The Jyatha area is home to many such restaurants and one of the newest entrants is the rather speciously named Chinese Garden Restaurant, for there isn’t a garden in sight, not even verdantly over-flowing flower pots. The rest of the décor consists of paste-outs of air-hostesses on the windows and the water-cooler and an overabundance of kitschy oriental inspired wall paper, red paper lanterns all accompanied to the strains of tinkly music and the gurgling pump of the fish tank. Owned by Chinese residents, it serves various dishes cooked by a chef of the same country.
The hot-pot (the price depends on the assortments you order) is what brought us to the Chinese Garden Restaurant on a miserably cold evening, for global warming has wrought such changes in our weather patterns that days can be cold enough in April to indulge in some bone warming, heart pleasing soup.
The Hot–pot is a dish you cook at the table itself. You select between spicy soup and plain broth, or can opt for both, like we did. And then you can go crazy with all that you would like to add to the simmering stock.
The selection is vast. We settled for chicken strips, pork, gizzard, buffalo tripe, tofu, mushroom, spinach, and yams. You are also provided with the basics like sliced onions, tomatoes, ginger and a variety of condiments.

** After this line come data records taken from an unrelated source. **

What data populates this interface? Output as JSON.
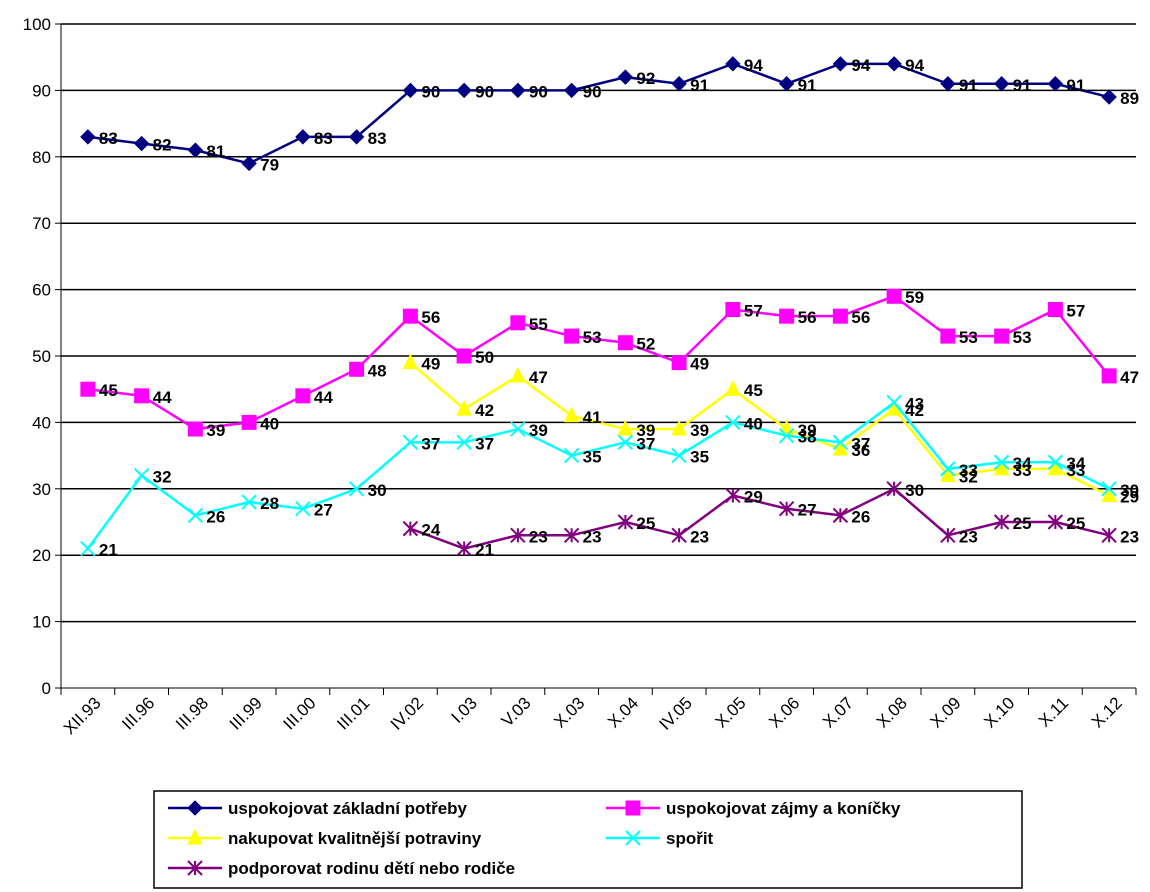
{
  "chart_data": {
    "type": "line",
    "categories": [
      "XII.93",
      "III.96",
      "III.98",
      "III.99",
      "III.00",
      "III.01",
      "IV.02",
      "I.03",
      "V.03",
      "X.03",
      "X.04",
      "IV.05",
      "X.05",
      "X.06",
      "X.07",
      "X.08",
      "X.09",
      "X.10",
      "X.11",
      "X.12"
    ],
    "ylim": [
      0,
      100
    ],
    "yticks": [
      0,
      10,
      20,
      30,
      40,
      50,
      60,
      70,
      80,
      90,
      100
    ],
    "grid": true,
    "legend_position": "bottom",
    "series": [
      {
        "name": "uspokojovat základní potřeby",
        "color": "#000080",
        "marker": "diamond",
        "values": [
          83,
          82,
          81,
          79,
          83,
          83,
          90,
          90,
          90,
          90,
          92,
          91,
          94,
          91,
          94,
          94,
          91,
          91,
          91,
          89
        ]
      },
      {
        "name": "uspokojovat zájmy a koníčky",
        "color": "#FF00FF",
        "marker": "square",
        "values": [
          45,
          44,
          39,
          40,
          44,
          48,
          56,
          50,
          55,
          53,
          52,
          49,
          57,
          56,
          56,
          59,
          53,
          53,
          57,
          47
        ]
      },
      {
        "name": "nakupovat kvalitnější potraviny",
        "color": "#FFFF00",
        "marker": "triangle",
        "values": [
          null,
          null,
          null,
          null,
          null,
          null,
          49,
          42,
          47,
          41,
          39,
          39,
          45,
          39,
          36,
          42,
          32,
          33,
          33,
          29
        ]
      },
      {
        "name": "spořit",
        "color": "#00FFFF",
        "marker": "x",
        "values": [
          21,
          32,
          26,
          28,
          27,
          30,
          37,
          37,
          39,
          35,
          37,
          35,
          40,
          38,
          37,
          43,
          33,
          34,
          34,
          30
        ]
      },
      {
        "name": "podporovat rodinu dětí nebo rodiče",
        "color": "#800080",
        "marker": "star",
        "values": [
          null,
          null,
          null,
          null,
          null,
          null,
          24,
          21,
          23,
          23,
          25,
          23,
          29,
          27,
          26,
          30,
          23,
          25,
          25,
          23
        ]
      }
    ]
  }
}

The spicy soup is for those who like the zing of Szechuan pepper. The combination of the peppers with chillies and other spices creates a broth that is so hot and so zesty that it can effectively numb your tongue. The plain chicken broth is definitely my recommendation because you can always add spices and chillies to suit individual tastes.

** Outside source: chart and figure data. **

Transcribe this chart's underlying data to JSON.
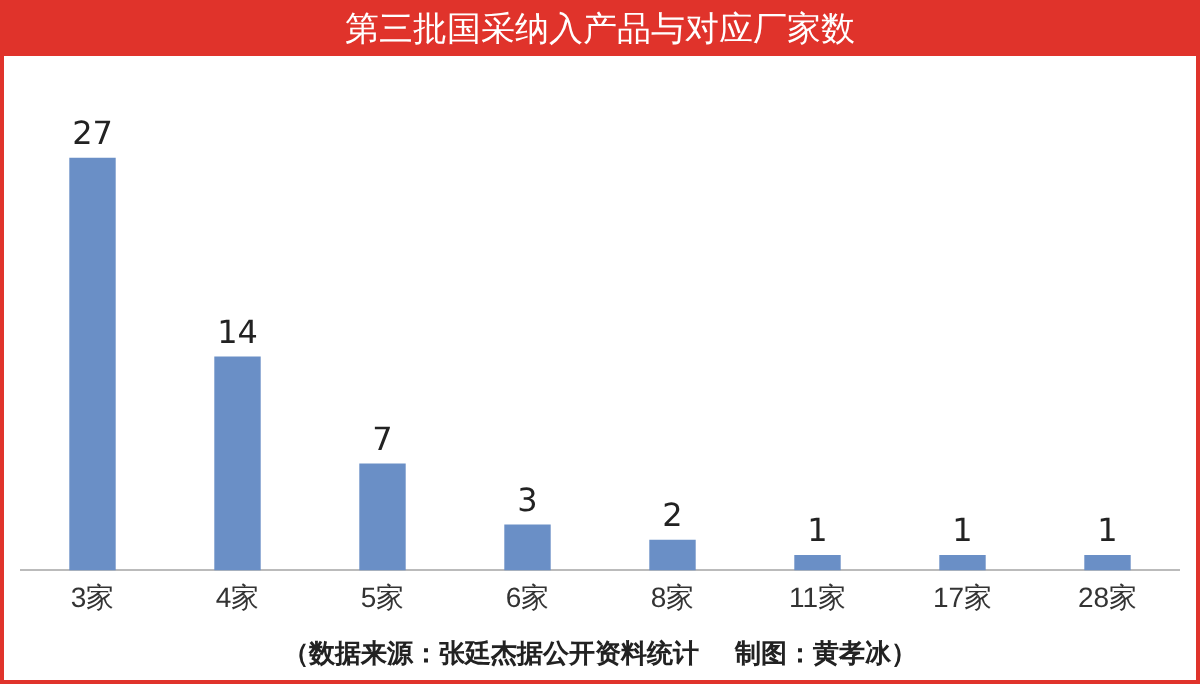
{
  "chart_data": {
    "type": "bar",
    "title": "第三批国采纳入产品与对应厂家数",
    "categories": [
      "3家",
      "4家",
      "5家",
      "6家",
      "8家",
      "11家",
      "17家",
      "28家"
    ],
    "values": [
      27,
      14,
      7,
      3,
      2,
      1,
      1,
      1
    ],
    "color": "#6a8fc6",
    "data_labels": true,
    "grid": false,
    "legend": false,
    "annotations": [
      "（数据来源：张廷杰据公开资料统计　 制图：黄孝冰）"
    ]
  }
}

The Hot-Pot is not a meal to enjoy solitarily or one that you can rush through. Gather a group of like-minded friends, click your chopsticks and get dunking. This dish encourages conversation, as the meats take time to cook, the vegetables need to blanch and the yams must absorb the flavours of the broth. Leisurely scoop out choice bits, add it to your bowl of rice and allow the goodness of this humble yet nourishing soup to seep into all your cells that needed healing.
Being an ‘over-orderer’, I’d also asked for the Roast Duck but that was so excruciatingly bad that I have decided to erase that experience from my memory. I choose to revel in the sense of communion and harmony and general well-being that the hot-pot conjured.

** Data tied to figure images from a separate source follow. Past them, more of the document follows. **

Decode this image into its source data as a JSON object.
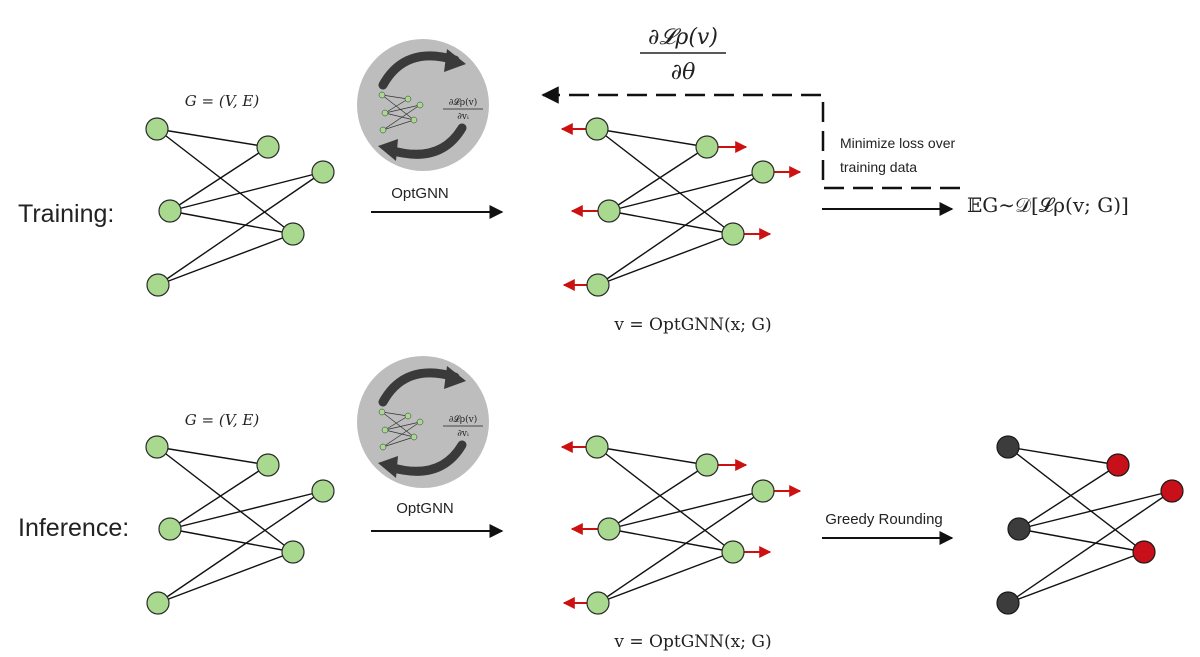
{
  "colors": {
    "node_fill": "#a8d98f",
    "node_stroke": "#2a2a2a",
    "edge": "#111111",
    "vector_arrow": "#cc1111",
    "gnn_circle": "#bdbdbd",
    "gnn_loop": "#3a3a3a",
    "rounded_black": "#3c3c3c",
    "rounded_red": "#c8101a"
  },
  "training": {
    "row_label": "Training:",
    "graph_label": "G = (V, E)",
    "gnn_label": "OptGNN",
    "gnn_inner_formula_num": "∂𝓛ρ(v)",
    "gnn_inner_formula_den": "∂vᵢ",
    "output_label": "v = OptGNN(x; G)",
    "gradient_num": "∂𝓛ρ(v)",
    "gradient_den": "∂θ",
    "minimize_line1": "Minimize loss over",
    "minimize_line2": "training data",
    "expectation": "𝔼G∼𝒟[𝓛ρ(v; G)]"
  },
  "inference": {
    "row_label": "Inference:",
    "graph_label": "G = (V, E)",
    "gnn_label": "OptGNN",
    "gnn_inner_formula_num": "∂𝓛ρ(v)",
    "gnn_inner_formula_den": "∂vᵢ",
    "output_label": "v = OptGNN(x; G)",
    "rounding_label": "Greedy Rounding"
  }
}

So will I revisit Chinese Garden restaurant- definitely for their hot-pot. The complimentary tea that accompanied the meal was soothing and tasted vaguely like cream cracker biscuits.
The staff is friendly and the ambiance requisitely Chinese. It’s a nice place if you want to meet up for good, authentic Chinese food with friends or family. The next time Kathmandu’s weather decides to go crazy on you, waltz on down to this Chinese restaurant tucked away in the alleys of Thamel.
How to get there: On entering Thamel, take the first left that leads to Jyatha. Walk down till almost the end of the road and look for its signboard on the right, opposite the International Youth Hostel. Chinese Garden Restaurant is on the first floor.